Exodus: How Migration is Changing Our World

  • Paul Collier
Oxford University Press: 2013. 9780195398656 | ISBN: 978-0-1953-9865-6

In Exodus, Paul Collier's objective is to initiate an evidence-based debate about international migration and debunk the biases — especially among 'liberal thinkers' — that he says make such a debate taboo. Worldwide, about 3% of people live in a country other than that of their birth, but in England and Wales, for example, that proportion is 13% and rising. Collier argues that liberal elites wilfully ignore the views of ordinary citizens, who think that this influx can undermine society and the economy. He provides an analytical framework to account for migration, surveys some of the evidence, identifies supposed intellectual biases and offers policy conclusions.
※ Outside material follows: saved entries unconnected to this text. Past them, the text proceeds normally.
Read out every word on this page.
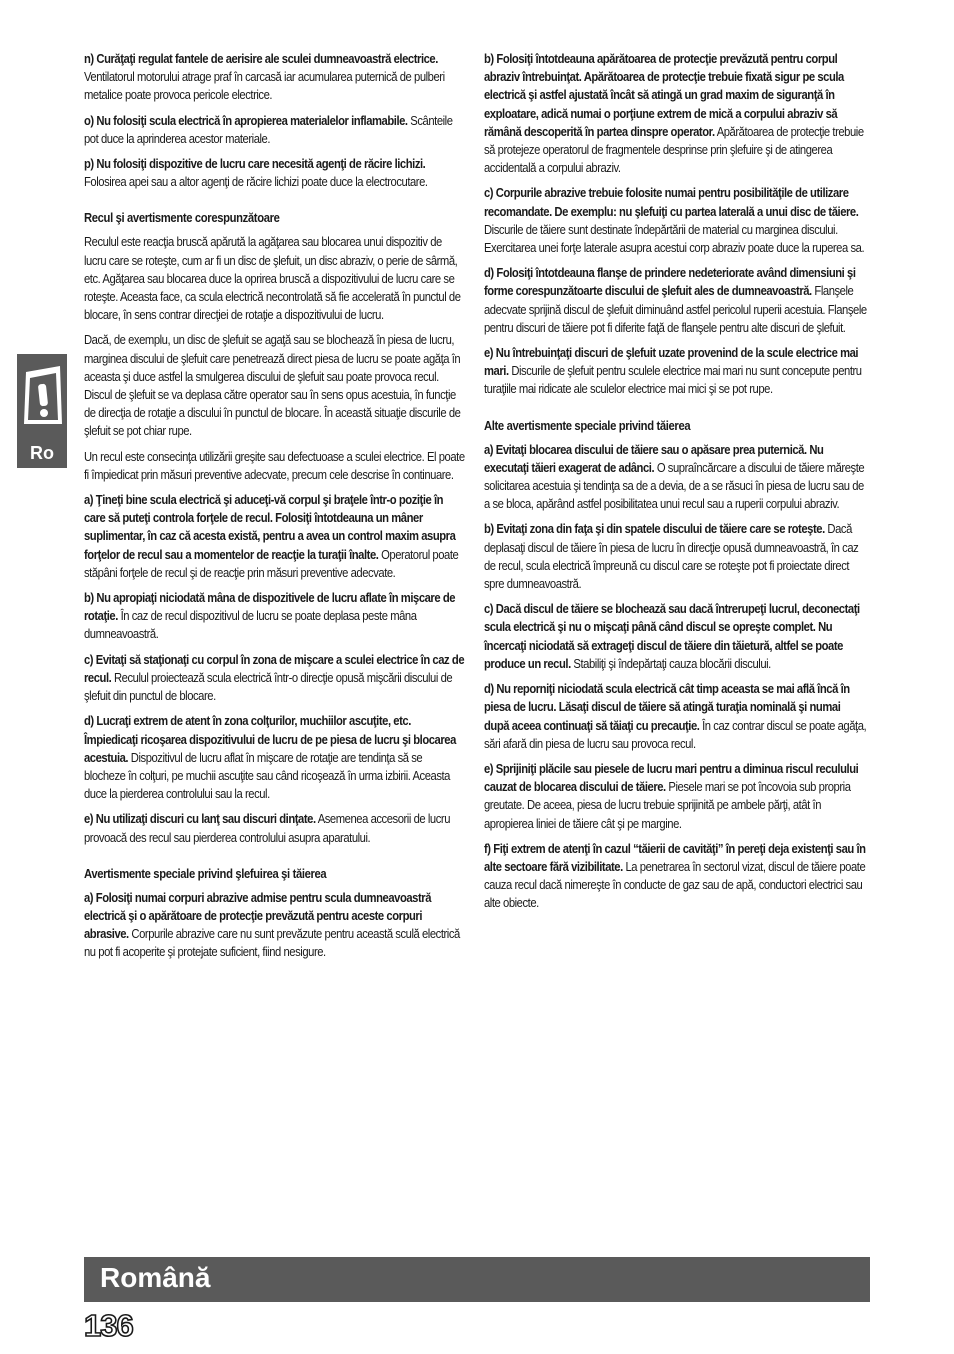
Ro

n) Curăţaţi regulat fantele de aerisire ale sculei dumneavoastră electrice. Ventilatorul motorului atrage praf în carcasă iar acumularea puternică de pulberi metalice poate provoca pericole electrice.

o) Nu folosiţi scula electrică în apropierea materialelor inflamabile. Scânteile pot duce la aprinderea acestor materiale.

p) Nu folosiţi dispozitive de lucru care necesită agenţi de răcire lichizi. Folosirea apei sau a altor agenţi de răcire lichizi poate duce la electrocutare.

Recul şi avertismente corespunzătoare

Reculul este reacţia bruscă apărută la agăţarea sau blocarea unui dispozitiv de lucru care se roteşte, cum ar fi un disc de şlefuit, un disc abraziv, o perie de sârmă, etc. Agăţarea sau blocarea duce la oprirea bruscă a dispozitivului de lucru care se roteşte. Aceasta face, ca scula electrică necontrolată să fie accelerată în punctul de blocare, în sens contrar direcţiei de rotaţie a dispozitivului de lucru.

Dacă, de exemplu, un disc de şlefuit se agaţă sau se blochează în piesa de lucru, marginea discului de şlefuit care penetrează direct piesa de lucru se poate agăţa în aceasta şi duce astfel la smulgerea discului de şlefuit sau poate provoca recul. Discul de şlefuit se va deplasa către operator sau în sens opus acestuia, în funcţie de direcţia de rotaţie a discului în punctul de blocare. În această situaţie discurile de şlefuit se pot chiar rupe.

Un recul este consecinţa utilizării greşite sau defectuoase a sculei electrice. El poate fi împiedicat prin măsuri preventive adecvate, precum cele descrise în continuare.

a) Ţineţi bine scula electrică şi aduceţi-vă corpul şi braţele într-o poziţie în care să puteţi controla forţele de recul. Folosiţi întotdeauna un mâner suplimentar, în caz că acesta există, pentru a avea un control maxim asupra forţelor de recul sau a momentelor de reacţie la turaţii înalte. Operatorul poate stăpâni forţele de recul şi de reacţie prin măsuri preventive adecvate.

b) Nu apropiaţi niciodată mâna de dispozitivele de lucru aflate în mişcare de rotaţie. În caz de recul dispozitivul de lucru se poate deplasa peste mâna dumneavoastră.

c) Evitaţi să staţionaţi cu corpul în zona de mişcare a sculei electrice în caz de recul. Reculul proiectează scula electrică într-o direcţie opusă mişcării discului de şlefuit din punctul de blocare.

d) Lucraţi extrem de atent în zona colţurilor, muchiilor ascuţite, etc. Împiedicaţi ricoşarea dispozitivului de lucru de pe piesa de lucru şi blocarea acestuia. Dispozitivul de lucru aflat în mişcare de rotaţie are tendinţa să se blocheze în colţuri, pe muchii ascuţite sau când ricoşează în urma izbirii. Aceasta duce la pierderea controlului sau la recul.

e) Nu utilizaţi discuri cu lanţ sau discuri dinţate. Asemenea accesorii de lucru provoacă des recul sau pierderea controlului asupra aparatului.

Avertismente speciale privind şlefuirea şi tăierea

a) Folosiţi numai corpuri abrazive admise pentru scula dumneavoastră electrică şi o apărătoare de protecţie prevăzută pentru aceste corpuri abrasive. Corpurile abrazive care nu sunt prevăzute pentru această sculă electrică nu pot fi acoperite şi protejate suficient, fiind nesigure.

b) Folosiţi întotdeauna apărătoarea de protecţie prevăzută pentru corpul abraziv întrebuinţat. Apărătoarea de protecţie trebuie fixată sigur pe scula electrică şi astfel ajustată încât să atingă un grad maxim de siguranţă în exploatare, adică numai o porţiune extrem de mică a corpului abraziv să rămână descoperită în partea dinspre operator. Apărătoarea de protecţie trebuie să protejeze operatorul de fragmentele desprinse prin şlefuire şi de atingerea accidentală a corpului abraziv.

c) Corpurile abrazive trebuie folosite numai pentru posibilităţile de utilizare recomandate. De exemplu: nu şlefuiţi cu partea laterală a unui disc de tăiere. Discurile de tăiere sunt destinate îndepărtării de material cu marginea discului. Exercitarea unei forţe laterale asupra acestui corp abraziv poate duce la ruperea sa.

d) Folosiţi întotdeauna flanşe de prindere nedeteriorate având dimensiuni şi forme corespunzătoarte discului de şlefuit ales de dumneavoastră. Flanşele adecvate sprijină discul de şlefuit diminuând astfel pericolul ruperii acestuia. Flanşele pentru discuri de tăiere pot fi diferite faţă de flanşele pentru alte discuri de şlefuit.

e) Nu întrebuinţaţi discuri de şlefuit uzate provenind de la scule electrice mai mari. Discurile de şlefuit pentru sculele electrice mai mari nu sunt concepute pentru turaţiile mai ridicate ale sculelor electrice mai mici şi se pot rupe.

Alte avertismente speciale privind tăierea

a) Evitaţi blocarea discului de tăiere sau o apăsare prea puternică. Nu executaţi tăieri exagerat de adânci. O supraîncărcare a discului de tăiere măreşte solicitarea acestuia şi tendinţa sa de a devia, de a se răsuci în piesa de lucru sau de a se bloca, apărând astfel posibilitatea unui recul sau a ruperii corpului abraziv.

b) Evitaţi zona din faţa şi din spatele discului de tăiere care se roteşte. Dacă deplasaţi discul de tăiere în piesa de lucru în direcţie opusă dumneavoastră, în caz de recul, scula electrică împreună cu discul care se roteşte pot fi proiectate direct spre dumneavoastră.

c) Dacă discul de tăiere se blochează sau dacă întrerupeţi lucrul, deconectaţi scula electrică şi nu o mişcaţi până când discul se opreşte complet. Nu încercaţi niciodată să extrageţi discul de tăiere din tăietură, altfel se poate produce un recul. Stabiliţi şi îndepărtaţi cauza blocării discului.

d) Nu reporniţi niciodată scula electrică cât timp aceasta se mai află încă în piesa de lucru. Lăsaţi discul de tăiere să atingă turaţia nominală şi numai după aceea continuaţi să tăiaţi cu precauţie. În caz contrar discul se poate agăţa, sări afară din piesa de lucru sau provoca recul.

e) Sprijiniţi plăcile sau piesele de lucru mari pentru a diminua riscul reculului cauzat de blocarea discului de tăiere. Piesele mari se pot încovoia sub propria greutate. De aceea, piesa de lucru trebuie sprijinită pe ambele părţi, atât în apropierea liniei de tăiere cât şi pe margine.

f) Fiţi extrem de atenţi în cazul “tăierii de cavităţi” în pereţi deja existenţi sau în alte sectoare fără vizibilitate. La penetrarea în sectorul vizat, discul de tăiere poate cauza recul dacă nimereşte în conducte de gaz sau de apă, conductori electrici sau alte obiecte.

Română
136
Controlling the flow of people entering a nation is a key element of migration policy. Credit: JEFF GILBERT/ALAMY

Collier makes many powerful and thought-provoking points accessibly, and migration scholars would mostly agree with his analysis. But his contribution to the debate is weakened by occasional lapses in consistency, citation and tolerance for opposing views (including mine). For example, Collier argues that the policy question is not whether migration is good or bad, but whether a bit more of it is desirable. However, most economists would argue this way too, and Collier himself periodically slips into extremes. For example, he writes that “the obligation to help the poor cannot imply a generalized obligation to permit free movement of people”. Who said that it did? Referring to the migration debate, Collier predicts that the “guardians of orthodoxies stand ready with their fatwas”. It would be a better debate if there were no fatwas, either pursued or perceived.

Considering the host countries, Collier contends that the economic benefits of migration are small and the social costs potentially large. He argues persuasively that when a society has too many incomers, trust is eroded and that this undermines the provision of public goods, including support for society's weaker members. This belief underpins Collier's paean to nationalism as an important, if not vital, cement for societies. Collier justifiably provides a reminder that nationalism need not be militaristic or warmongering.

He also argues that, left unconstrained, migration from poor to rich countries would increase almost without limit, because, as more migrants settle in the rich country, it is easier for others to follow. On this basis, he says that migration must be controlled. Almost all migration scholars recognize this relationship and its implication, so it is wearing that Collier inveighs so frequently against “the open door favored by economists” and “universalist utilitarianism”, which he says favours moving “the entire world population ... to the country in which people were most productive”. Frustratingly, he offers no citation for these views.

International migration moves people from regions of low to high productivity, and it is widely acknowledged that migrants themselves reap almost all the economic benefits through their increase in income. Collier argues that it might be reasonable for a share of these benefits to accrue to host societies, because it is their struggles that have created the high-productivity environments. But he wisely suggests that trying to collect that share would do more social harm than economic good.

The brain drain is vigorously debated among specialists.

Collier contends that the populations of small poor countries would experience major losses from the emigration of skilled workers if immigration elsewhere went uncontrolled. This is further grist to his mill — he believes that rich countries should impose controls partly for the sake of poor countries, and should also pay compensation to those who move. The brain drain is vigorously debated among specialists: almost all recognize the possibility of such losses, but many argue that poor countries make such an ineffective use of skills that the losses are small. For example, most qualified physicians in such countries serve the urban elite and have almost no impact on the health of the poor.

On policy, Collier recognizes that temporary migration programmes have widespread economic benefits. However, citing the example of Turkish people in Germany, he argues that open liberal democracies cannot enforce departure when temporary migrants' contracts end. He accuses advocates of such temporary mobility (specifically including me) of ignoring non-economic aspects of migration and of having a “tin-eared detachment from a workable ethics”.

His recommendations include requiring the return of asylum seekers when their countries stabilize, and granting “the initial status of guest worker” to all entrants (other than to those who join a lottery for permanent immigrant status). Such guest workers would join a queue to become permanent immigrants, but until they gained that status, they would pay taxes, receive no social benefits and have only limited access to public services. If they declined to register for permanent immigration, they could be deported without appeal. This seems more ethical than a formal guest-worker scheme, which requires people to leave when their work contracts expire.

Collier's book offers a feast of ideas. For this I commend it, but the dominance of rhetorical spice over evidence-based nutrition makes the meal rather indigestible.